Sie haben so recht, aber unsere Presse interessiert das alles nicht. Die haben ja noch nicht mal gemeldet, daß die Angriffe, mögen sie auch nicht zulässig sein, ausschließlich Schiffen israelischer Besitzer galten oder solchen, die Waren nach Israel brachten. Stattdessen wird suggeriert, alle durchs Rote Meer fahrenden Schiffe wären gefährdet. 

Aber daß Sie das Wort “Sanktionen” in Spiel brachten, welche Jemen da unerlaubt exekutiere, entbehrt nicht einer gewissen Ironie.

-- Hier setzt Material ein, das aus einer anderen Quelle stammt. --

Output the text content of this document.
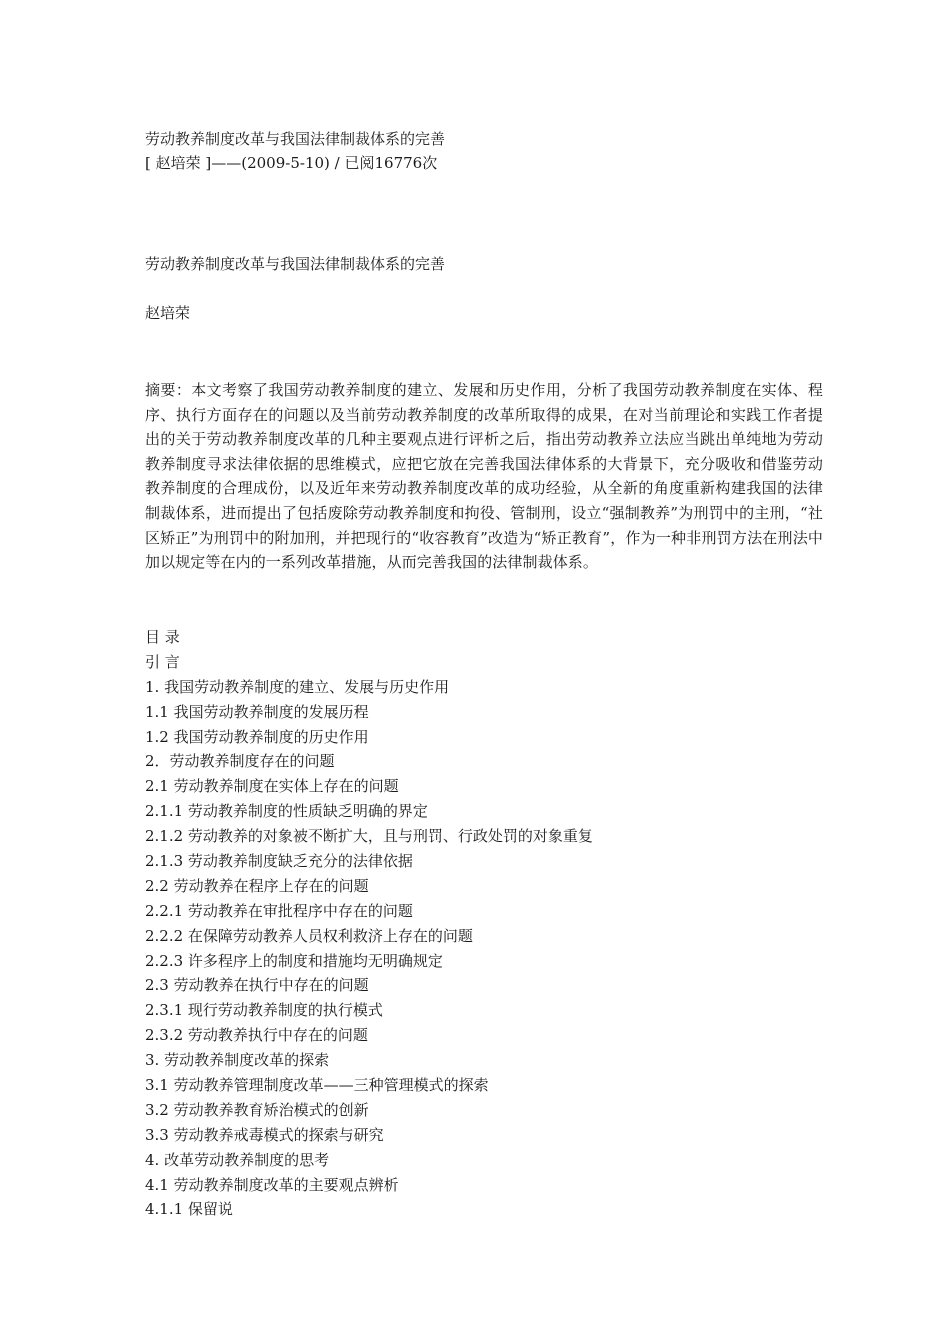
劳动教养制度改革与我国法律制裁体系的完善
[ 赵培荣 ]——(2009-5-10) / 已阅16776次
劳动教养制度改革与我国法律制裁体系的完善
赵培荣
摘要：本文考察了我国劳动教养制度的建立、发展和历史作用，分析了我国劳动教养制度在实体、程序、执行方面存在的问题以及当前劳动教养制度的改革所取得的成果，在对当前理论和实践工作者提出的关于劳动教养制度改革的几种主要观点进行评析之后，指出劳动教养立法应当跳出单纯地为劳动教养制度寻求法律依据的思维模式，应把它放在完善我国法律体系的大背景下，充分吸收和借鉴劳动教养制度的合理成份，以及近年来劳动教养制度改革的成功经验，从全新的角度重新构建我国的法律制裁体系，进而提出了包括废除劳动教养制度和拘役、管制刑，设立“强制教养”为刑罚中的主刑，“社区矫正”为刑罚中的附加刑，并把现行的“收容教育”改造为“矫正教育”，作为一种非刑罚方法在刑法中加以规定等在内的一系列改革措施，从而完善我国的法律制裁体系。
目 录
引 言
1. 我国劳动教养制度的建立、发展与历史作用
1.1 我国劳动教养制度的发展历程
1.2 我国劳动教养制度的历史作用
2．劳动教养制度存在的问题
2.1 劳动教养制度在实体上存在的问题
2.1.1 劳动教养制度的性质缺乏明确的界定
2.1.2 劳动教养的对象被不断扩大，且与刑罚、行政处罚的对象重复
2.1.3 劳动教养制度缺乏充分的法律依据
2.2 劳动教养在程序上存在的问题
2.2.1 劳动教养在审批程序中存在的问题
2.2.2 在保障劳动教养人员权利救济上存在的问题
2.2.3 许多程序上的制度和措施均无明确规定
2.3 劳动教养在执行中存在的问题
2.3.1 现行劳动教养制度的执行模式
2.3.2 劳动教养执行中存在的问题
3. 劳动教养制度改革的探索
3.1 劳动教养管理制度改革——三种管理模式的探索
3.2 劳动教养教育矫治模式的创新
3.3 劳动教养戒毒模式的探索与研究
4. 改革劳动教养制度的思考
4.1 劳动教养制度改革的主要观点辨析
4.1.1 保留说
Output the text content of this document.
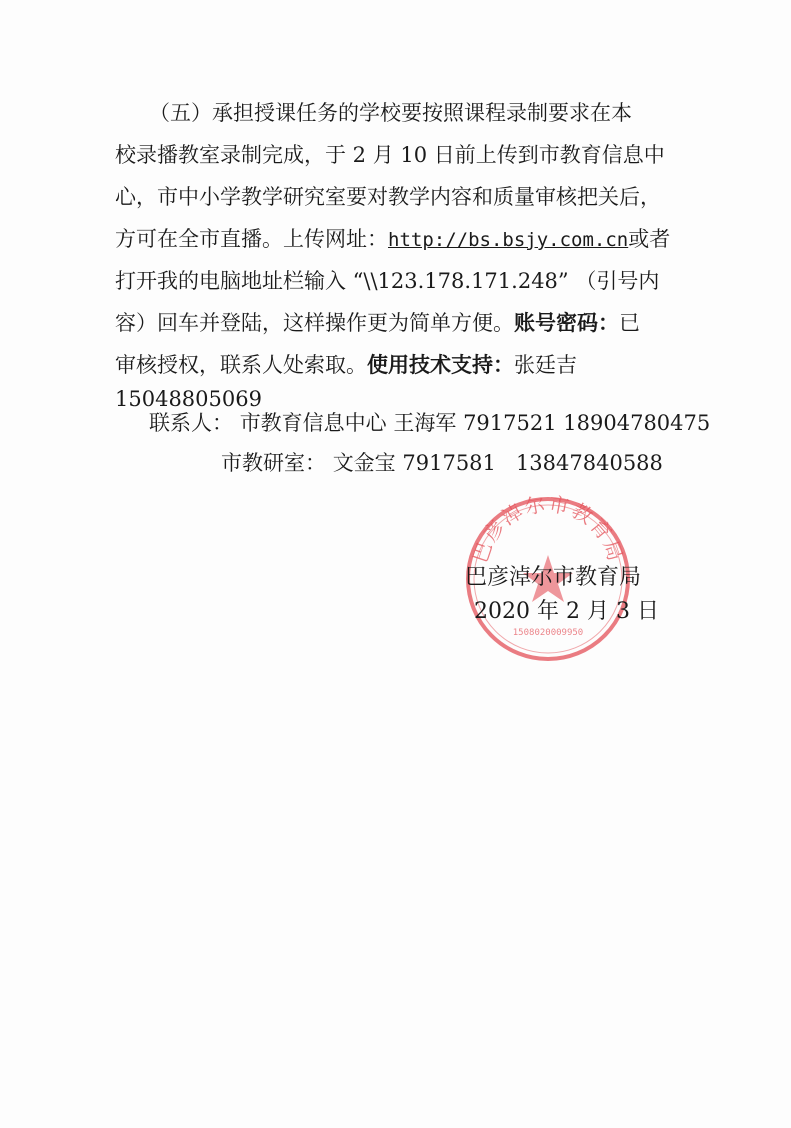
（五）承担授课任务的学校要按照课程录制要求在本
校录播教室录制完成，于 2 月 10 日前上传到市教育信息中
心，市中小学教学研究室要对教学内容和质量审核把关后，
方可在全市直播。上传网址：http://bs.bsjy.com.cn或者
打开我的电脑地址栏输入 “\\123.178.171.248” （引号内
容）回车并登陆，这样操作更为简单方便。账号密码：已
审核授权，联系人处索取。使用技术支持：张廷吉
15048805069
联系人： 市教育信息中心 王海军 7917521 18904780475
市教研室： 文金宝 7917581 13847840588
巴彦淖尔市教育局
1508020009950
巴彦淖尔市教育局
2020 年 2 月 3 日
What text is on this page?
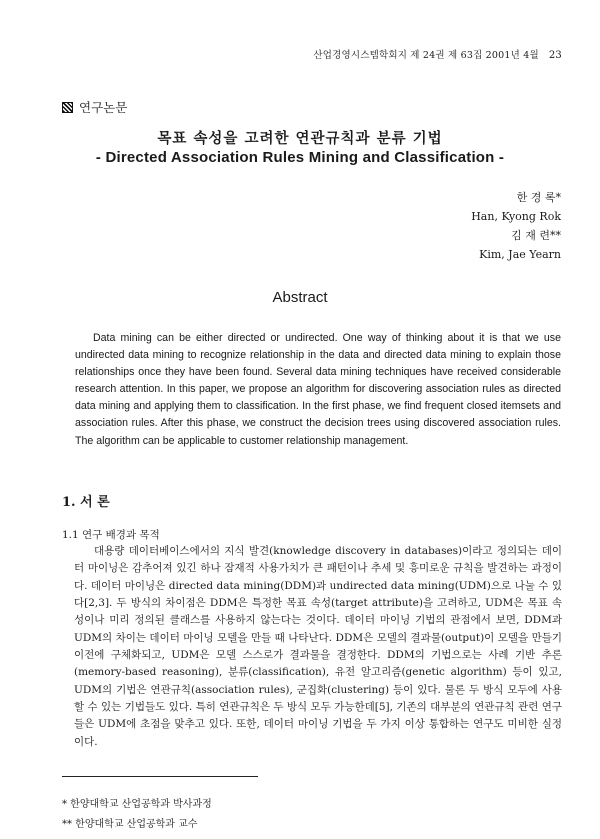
산업경영시스템학회지 제 24권 제 63집 2001년 4월 23
연구논문
목표 속성을 고려한 연관규칙과 분류 기법
- Directed Association Rules Mining and Classification -
한 경 록*
Han, Kyong Rok
김 재 련**
Kim, Jae Yearn
Abstract
Data mining can be either directed or undirected. One way of thinking about it is that we use undirected data mining to recognize relationship in the data and directed data mining to explain those relationships once they have been found. Several data mining techniques have received considerable research attention. In this paper, we propose an algorithm for discovering association rules as directed data mining and applying them to classification. In the first phase, we find frequent closed itemsets and association rules. After this phase, we construct the decision trees using discovered association rules. The algorithm can be applicable to customer relationship management.
1. 서 론
1.1 연구 배경과 목적
대용량 데이터베이스에서의 지식 발견(knowledge discovery in databases)이라고 정의되는 데이터 마이닝은 감추어져 있긴 하나 잠재적 사용가치가 큰 패턴이나 추세 및 흥미로운 규칙을 발견하는 과정이다. 데이터 마이닝은 directed data mining(DDM)과 undirected data mining(UDM)으로 나눌 수 있다[2,3]. 두 방식의 차이점은 DDM은 특정한 목표 속성(target attribute)을 고려하고, UDM은 목표 속성이나 미리 정의된 클래스를 사용하지 않는다는 것이다. 데이터 마이닝 기법의 관점에서 보면, DDM과 UDM의 차이는 데이터 마이닝 모델을 만들 때 나타난다. DDM은 모델의 결과물(output)이 모델을 만들기 이전에 구체화되고, UDM은 모델 스스로가 결과물을 결정한다. DDM의 기법으로는 사례 기반 추론(memory-based reasoning), 분류(classification), 유전 알고리즘(genetic algorithm) 등이 있고, UDM의 기법은 연관규칙(association rules), 군집화(clustering) 등이 있다. 물론 두 방식 모두에 사용할 수 있는 기법들도 있다. 특히 연관규칙은 두 방식 모두 가능한데[5], 기존의 대부분의 연관규칙 관련 연구들은 UDM에 초점을 맞추고 있다. 또한, 데이터 마이닝 기법을 두 가지 이상 통합하는 연구도 미비한 실정이다.
* 한양대학교 산업공학과 박사과정
** 한양대학교 산업공학과 교수
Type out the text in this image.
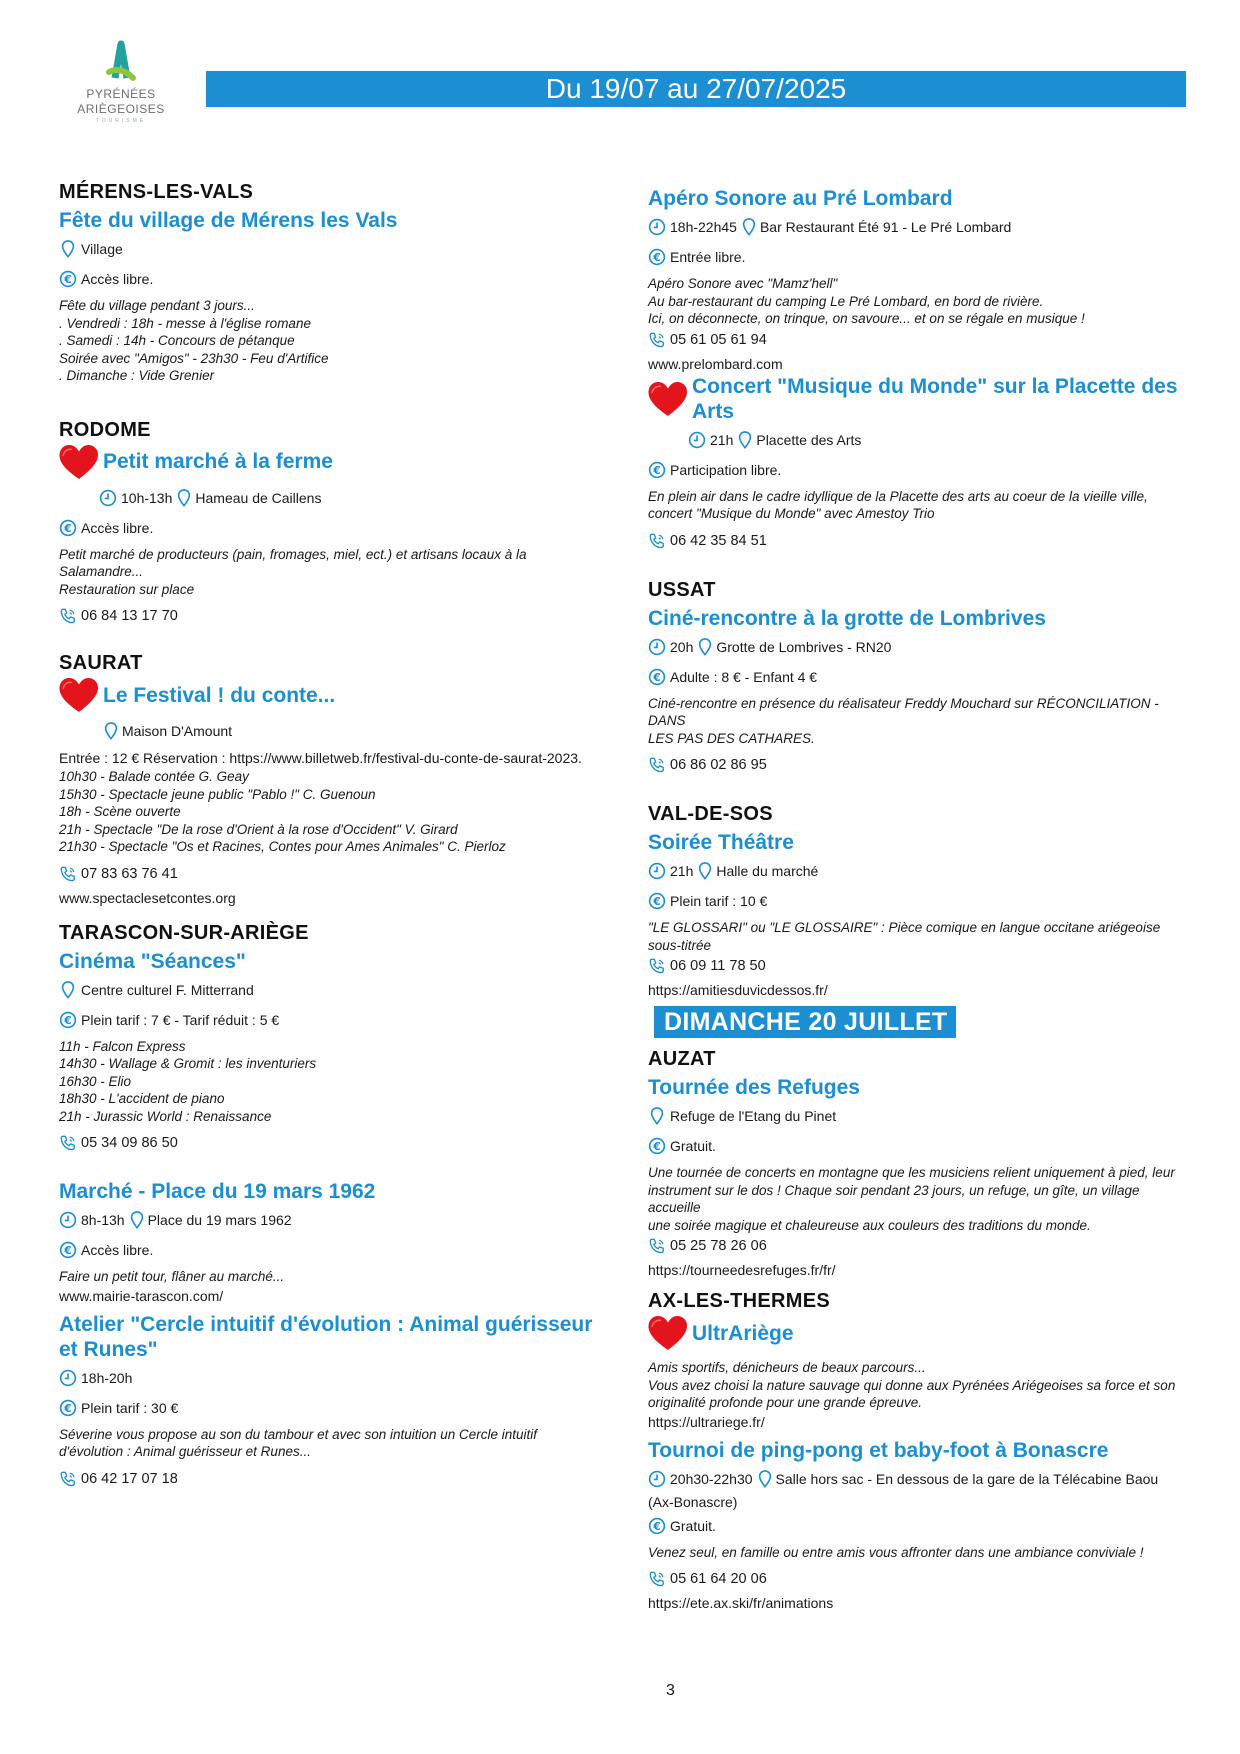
PYRÉNÉES
ARIÈGEOISES
TOURISME
Du 19/07 au 27/07/2025
MÉRENS-LES-VALS
Fête du village de Mérens les Vals
Village
Accès libre.
Fête du village pendant 3 jours...
. Vendredi : 18h - messe à l'église romane
. Samedi : 14h - Concours de pétanque
Soirée avec "Amigos" - 23h30 - Feu d'Artifice
. Dimanche : Vide Grenier
RODOME
Petit marché à la ferme
10h-13h Hameau de Caillens
Accès libre.
Petit marché de producteurs (pain, fromages, miel, ect.) et artisans locaux à la
Salamandre...
Restauration sur place
06 84 13 17 70
SAURAT
Le Festival ! du conte...
Maison D'Amount
Entrée : 12 € Réservation : https://www.billetweb.fr/festival-du-conte-de-saurat-2023.
10h30 - Balade contée G. Geay
15h30 - Spectacle jeune public "Pablo !" C. Guenoun
18h - Scène ouverte
21h - Spectacle "De la rose d'Orient à la rose d'Occident" V. Girard
21h30 - Spectacle "Os et Racines, Contes pour Ames Animales" C. Pierloz
07 83 63 76 41
www.spectaclesetcontes.org
TARASCON-SUR-ARIÈGE
Cinéma "Séances"
Centre culturel F. Mitterrand
Plein tarif : 7 € - Tarif réduit : 5 €
11h - Falcon Express
14h30 - Wallage & Gromit : les inventuriers
16h30 - Elio
18h30 - L'accident de piano
21h - Jurassic World : Renaissance
05 34 09 86 50
Marché - Place du 19 mars 1962
8h-13h Place du 19 mars 1962
Accès libre.
Faire un petit tour, flâner au marché...
www.mairie-tarascon.com/
Atelier "Cercle intuitif d'évolution : Animal guérisseur et Runes"
18h-20h
Plein tarif : 30 €
Séverine vous propose au son du tambour et avec son intuition un Cercle intuitif
d'évolution : Animal guérisseur et Runes...
06 42 17 07 18
Apéro Sonore au Pré Lombard
18h-22h45 Bar Restaurant Été 91 - Le Pré Lombard
Entrée libre.
Apéro Sonore avec "Mamz'hell"
Au bar-restaurant du camping Le Pré Lombard, en bord de rivière.
Ici, on déconnecte, on trinque, on savoure... et on se régale en musique !
05 61 05 61 94
www.prelombard.com
Concert "Musique du Monde" sur la Placette des Arts
21h Placette des Arts
Participation libre.
En plein air dans le cadre idyllique de la Placette des arts au coeur de la vieille ville,
concert "Musique du Monde" avec Amestoy Trio
06 42 35 84 51
USSAT
Ciné-rencontre à la grotte de Lombrives
20h Grotte de Lombrives - RN20
Adulte : 8 € - Enfant 4 €
Ciné-rencontre en présence du réalisateur Freddy Mouchard sur RÉCONCILIATION - DANS
LES PAS DES CATHARES.
06 86 02 86 95
VAL-DE-SOS
Soirée Théâtre
21h Halle du marché
Plein tarif : 10 €
"LE GLOSSARI" ou "LE GLOSSAIRE" : Pièce comique en langue occitane ariégeoise
sous-titrée
06 09 11 78 50
https://amitiesduvicdessos.fr/
DIMANCHE 20 JUILLET
AUZAT
Tournée des Refuges
Refuge de l'Etang du Pinet
Gratuit.
Une tournée de concerts en montagne que les musiciens relient uniquement à pied, leur
instrument sur le dos ! Chaque soir pendant 23 jours, un refuge, un gîte, un village accueille
une soirée magique et chaleureuse aux couleurs des traditions du monde.
05 25 78 26 06
https://tourneedesrefuges.fr/fr/
AX-LES-THERMES
UltrAriège
Amis sportifs, dénicheurs de beaux parcours...
Vous avez choisi la nature sauvage qui donne aux Pyrénées Ariégeoises sa force et son
originalité profonde pour une grande épreuve.
https://ultrariege.fr/
Tournoi de ping-pong et baby-foot à Bonascre
20h30-22h30 Salle hors sac - En dessous de la gare de la Télécabine Baou
(Ax-Bonascre)
Gratuit.
Venez seul, en famille ou entre amis vous affronter dans une ambiance conviviale !
05 61 64 20 06
https://ete.ax.ski/fr/animations
3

Denn da gab es doch schon andere Vorfälle, in denen die USA oder von ihnen beauftragte “Verbündete” iranische Tanker bzw. solche, die iranisches Öl geladen hatten, einfach gekapert haben, und deren Ladung gestohlen – wegen der US-Sanktionen gegen Iran, die genauso völkerrechtswidrig sind, wie die Angriffe aus dem Jemen auf Schiffe. 

nachdenkseiten.de/?p=102777

Hat da jemand aus der Bundesregierung protestiert? ;-)

Ne! Völkerrecht gilt immer nur, wenn man es gegen seine Gegner in Stellung bringen kann. Ob man Russland wegen des “Völkerrechtswidrigen Angriffskrieges” anklagt, oder umgekehrt den israelischen Besatzern Palästinas  ein “völkerrechtlich begründetes Recht auf Selbstverteidigung” gegen Gaza attestiert. 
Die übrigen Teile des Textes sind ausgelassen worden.